Job lifecycle
Statuses
Section titled “Statuses”A run moves through a small set of statuses:
| Status | Meaning |
|---|---|
| Pending | Waiting for a worker to pick it up |
| Running | Currently executing on a worker |
| Suspended | A durable orchestrator is waiting for child work to finish |
| Succeeded | Finished successfully |
| Canceled | Stopped by a user, shutdown, or expiration |
| Failed | Failed after retries were exhausted |
Succeeded, Canceled, and Failed are terminal. Once a run reaches one of those statuses, Surefire will not execute that run again. If you want to run the same job again, start a rerun. A rerun creates a new run.

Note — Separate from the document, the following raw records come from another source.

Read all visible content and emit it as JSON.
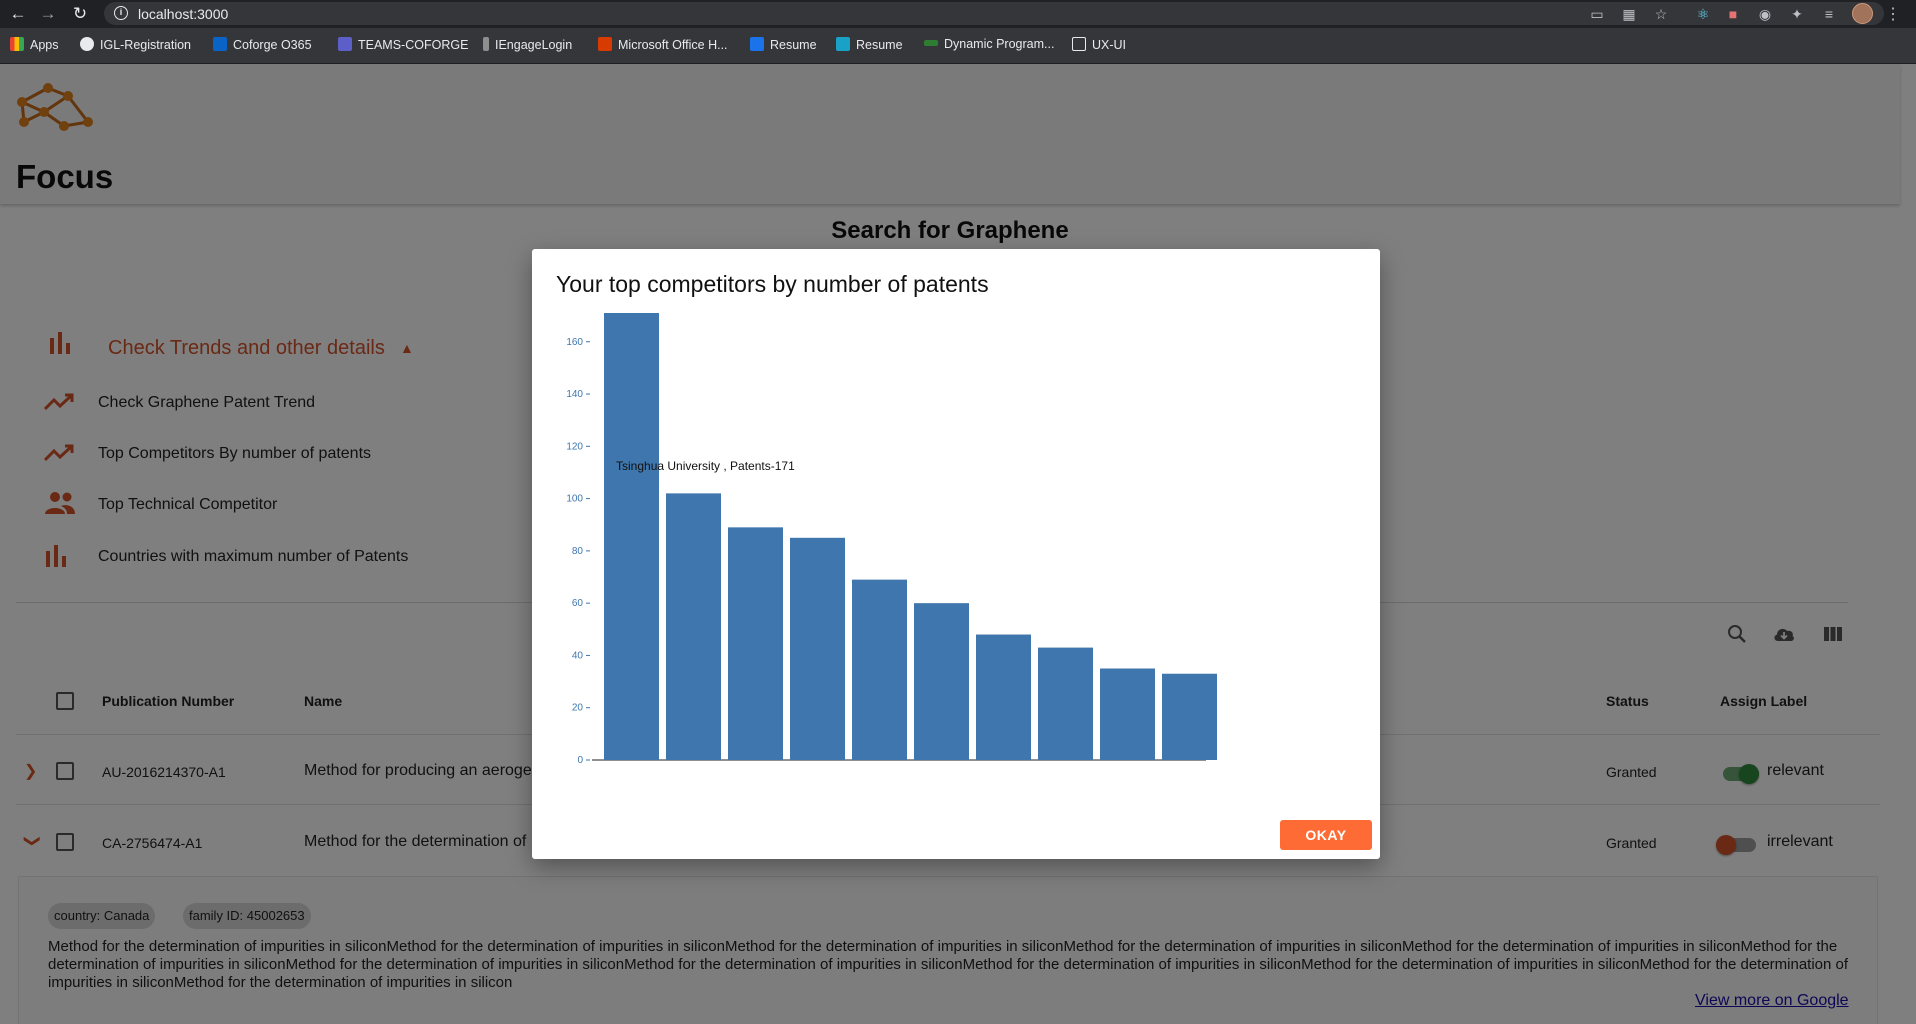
{
  "browser": {
    "url": "localhost:3000",
    "bookmarks": [
      "Apps",
      "IGL-Registration",
      "Coforge O365",
      "TEAMS-COFORGE",
      "IEngageLogin",
      "Microsoft Office H...",
      "Resume",
      "Resume",
      "Dynamic Program...",
      "UX-UI"
    ]
  },
  "header": {
    "brand": "Focus"
  },
  "search": {
    "title": "Search for Graphene"
  },
  "trends": {
    "label": "Check Trends and other details",
    "items": [
      {
        "label": "Check Graphene Patent Trend",
        "icon": "trending-up-icon"
      },
      {
        "label": "Top Competitors By number of patents",
        "icon": "trending-up-icon"
      },
      {
        "label": "Top Technical Competitor",
        "icon": "people-icon"
      },
      {
        "label": "Countries with maximum number of Patents",
        "icon": "bar-chart-icon"
      }
    ]
  },
  "table": {
    "headers": {
      "publication_number": "Publication Number",
      "name": "Name",
      "status": "Status",
      "assign_label": "Assign Label"
    },
    "rows": [
      {
        "publication_number": "AU-2016214370-A1",
        "name": "Method for producing an aeroge",
        "status": "Granted",
        "label": "relevant",
        "toggle_on": true
      },
      {
        "publication_number": "CA-2756474-A1",
        "name": "Method for the determination of",
        "status": "Granted",
        "label": "irrelevant",
        "toggle_on": false
      }
    ]
  },
  "detail": {
    "chips": [
      "country: Canada",
      "family ID: 45002653"
    ],
    "description": "Method for the determination of impurities in siliconMethod for the determination of impurities in siliconMethod for the determination of impurities in siliconMethod for the determination of impurities in siliconMethod for the determination of impurities in siliconMethod for the determination of impurities in siliconMethod for the determination of impurities in siliconMethod for the determination of impurities in siliconMethod for the determination of impurities in siliconMethod for the determination of impurities in siliconMethod for the determination of impurities in siliconMethod for the determination of impurities in silicon",
    "link": "View more on Google"
  },
  "modal": {
    "title": "Your top competitors by number of patents",
    "okay_label": "OKAY"
  },
  "colors": {
    "accent": "#d5522a",
    "bar": "#3f76ae",
    "button": "#ff6b35"
  },
  "chart_data": {
    "type": "bar",
    "values": [
      171,
      102,
      89,
      85,
      69,
      60,
      48,
      43,
      35,
      33
    ],
    "ylim": [
      0,
      171
    ],
    "yticks": [
      0,
      20,
      40,
      60,
      80,
      100,
      120,
      140,
      160
    ],
    "tooltip": "Tsinghua University , Patents-171"
  }
}
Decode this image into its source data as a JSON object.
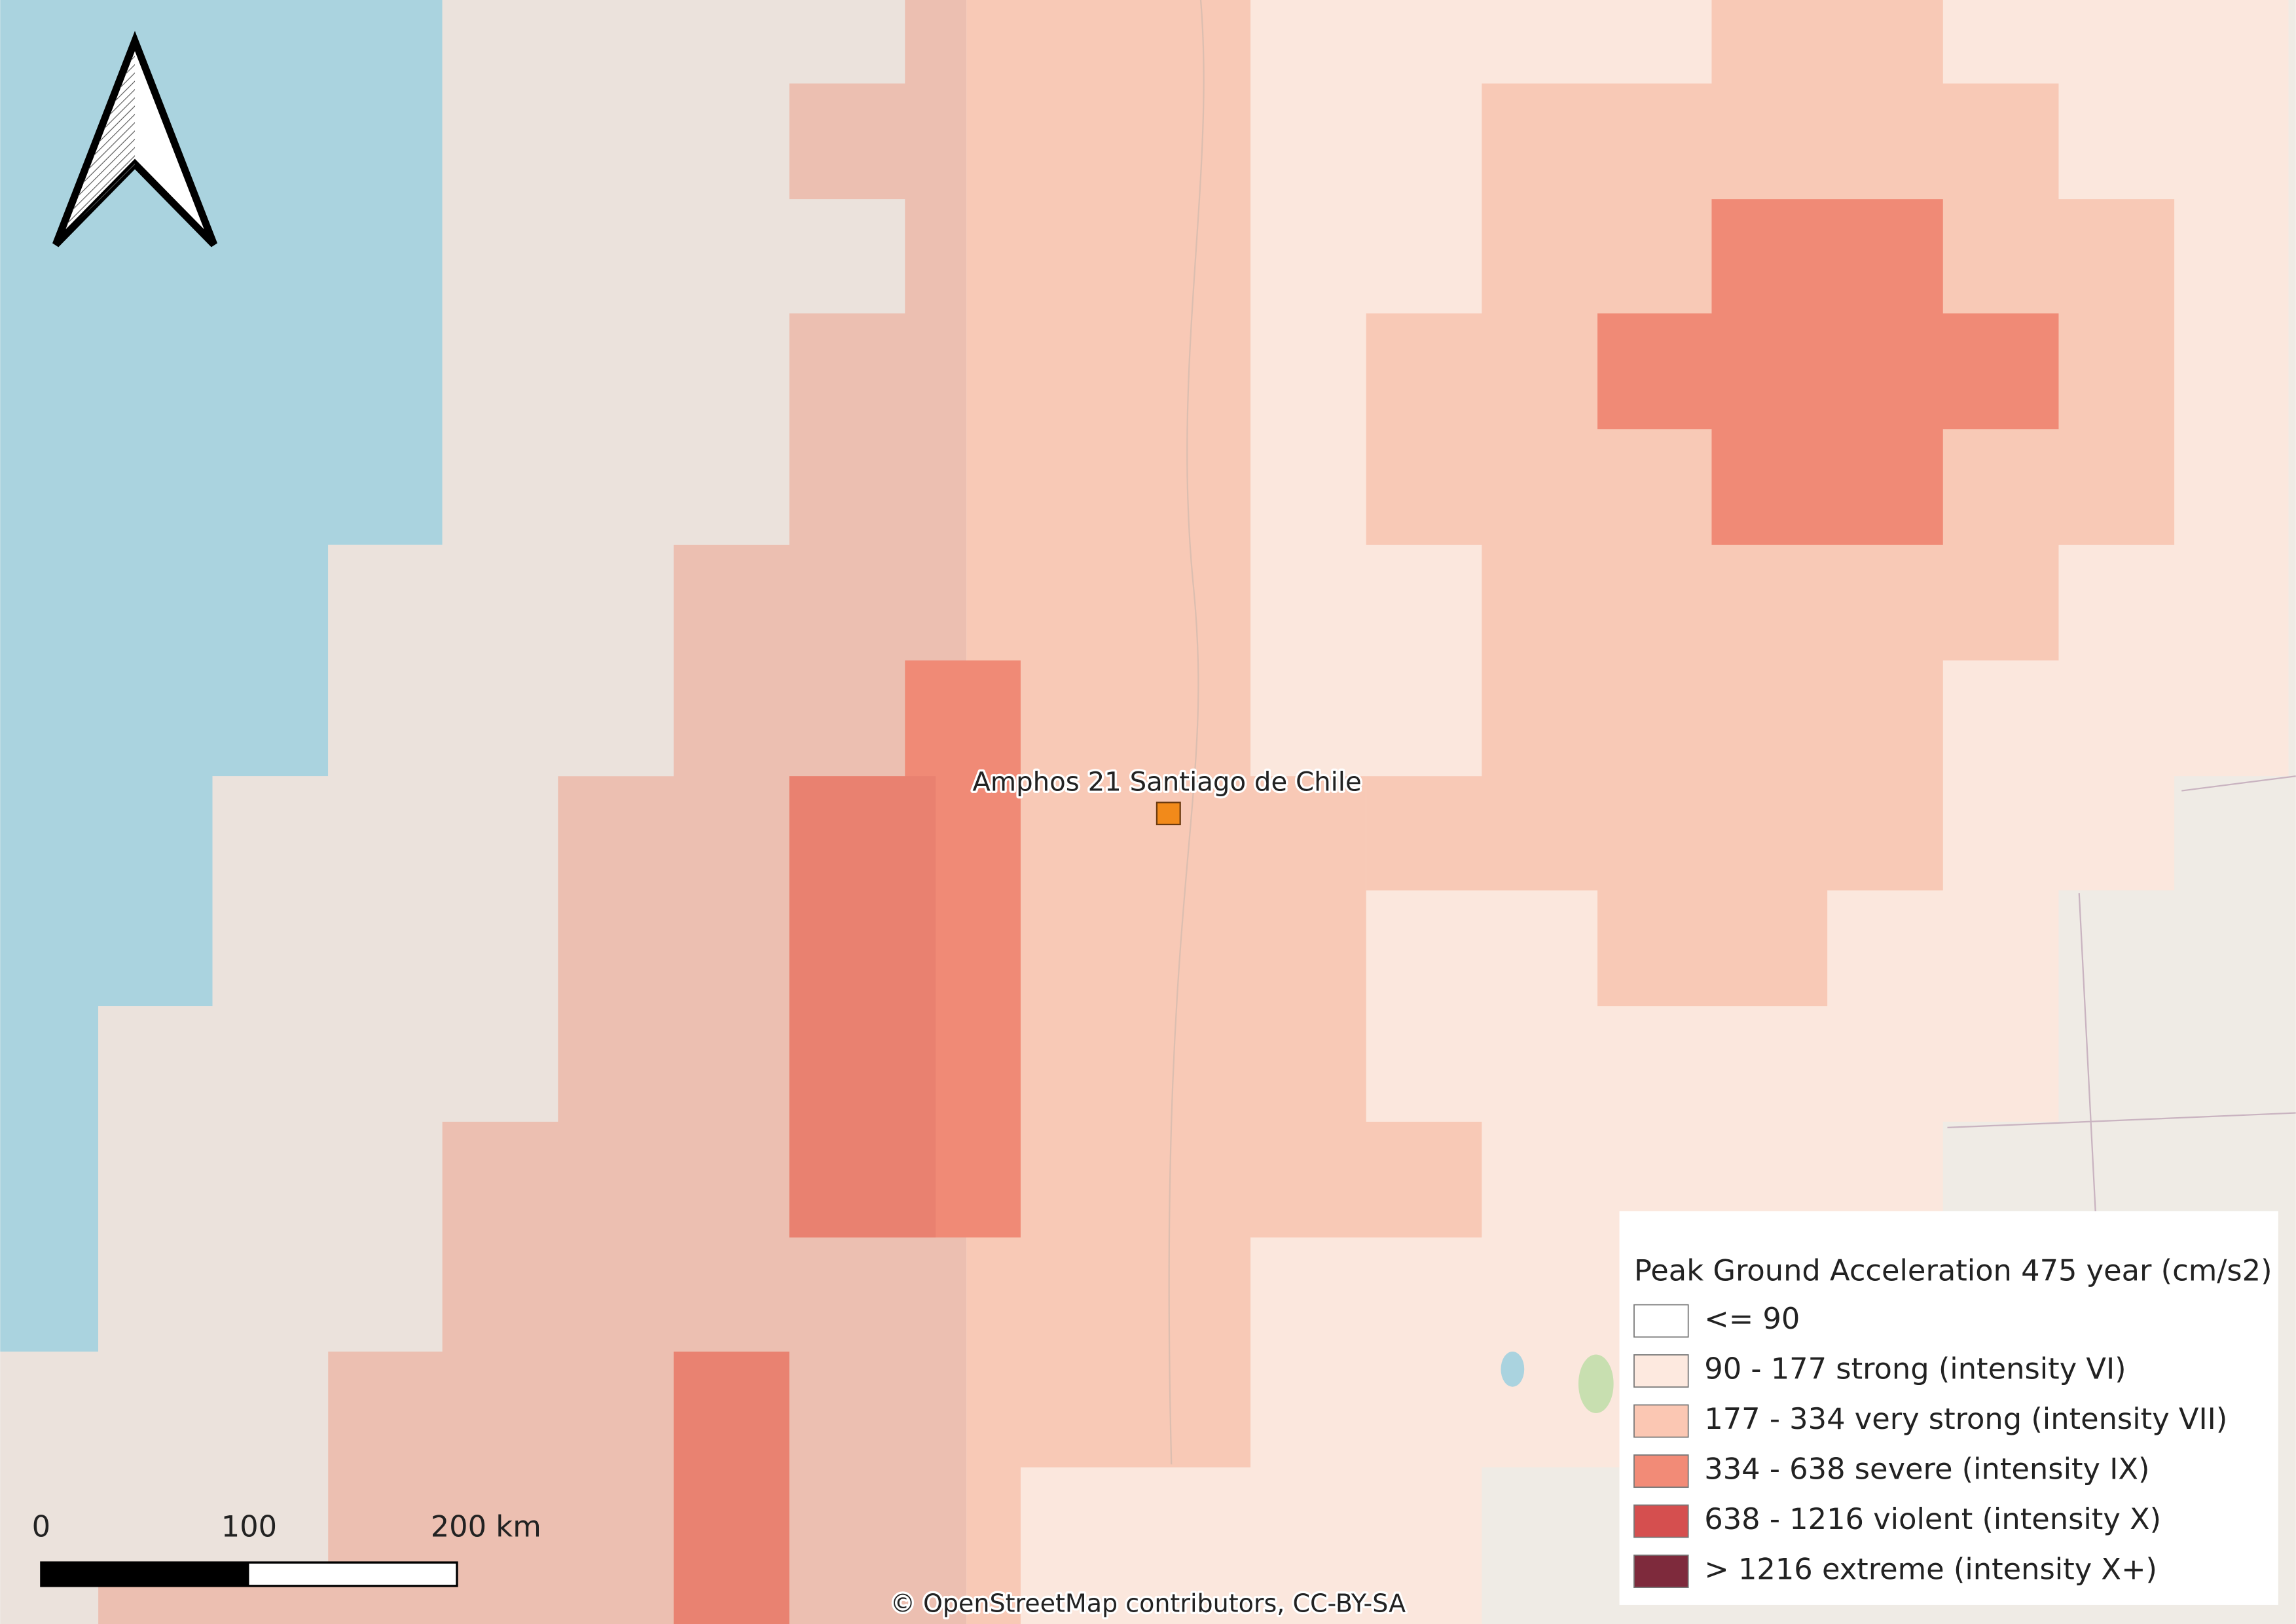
{
  "map": {
    "site": {
      "label": "Amphos 21 Santiago de Chile"
    },
    "scale_bar": {
      "labels": [
        "0",
        "100",
        "200 km"
      ]
    },
    "legend": {
      "title": "Peak Ground Acceleration 475 year (cm/s2)",
      "items": [
        {
          "label": "<= 90",
          "color": "#ffffff"
        },
        {
          "label": "90 - 177 strong (intensity VI)",
          "color": "#fde9df"
        },
        {
          "label": "177 - 334 very strong (intensity VII)",
          "color": "#fbc7b3"
        },
        {
          "label": "334 - 638 severe (intensity IX)",
          "color": "#f28b77"
        },
        {
          "label": "638 - 1216 violent (intensity X)",
          "color": "#d54f4f"
        },
        {
          "label": "> 1216 extreme (intensity X+)",
          "color": "#7e2a3c"
        }
      ]
    },
    "attribution": "© OpenStreetMap contributors, CC-BY-SA"
  }
}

Suspended is used by durable orchestrators. It means the orchestrator is waiting for child runs or batches to finish. A suspended run is not picked up by workers and does not use a concurrency slot. When the work it is waiting on finishes, Surefire moves the orchestrator back to Pending so it can continue.
Attempt records the execution attempt that produced the current status. It starts at 1. It only changes when a failed attempt is scheduled to retry.
Durable orchestrator replays are tracked separately from retries. ReplayCount counts durable replays. FailureCount counts failed execution attempts.
Retries
Section titled “Retries”When an attempt fails and retries remain, the run goes back to Pending. Surefire sets NotBefore to the next backoff time, increments FailureCount, and advances Attempt for the next execution. A worker can pick it up again after the delay.
When retries are exhausted, the run moves from Running to Failed. FailureCount is incremented, but Attempt is not advanced because there will not be another automatic attempt.
Configure retries per job:
app.AddJob("Flaky", async () => { /* ... */ }) .WithRetry(policy => { policy.MaxRetries = 5; policy.BackoffType = BackoffType.Exponential; policy.InitialDelay = TimeSpan.FromSeconds(2); policy.MaxDelay = TimeSpan.FromMinutes(5); policy.Jitter = true; // adds randomness to prevent thundering herd });By default, retries use a fixed 5 second backoff with jitter enabled.
Reruns
Section titled “Reruns”Retries are automatic and continue the same run. Reruns are started by a user from the dashboard or with IJobClient.RerunAsync.
A rerun creates a new run with the same job name, arguments, and input events. The new run’s RerunOfRunId points back to the original run so the dashboard can show the relationship.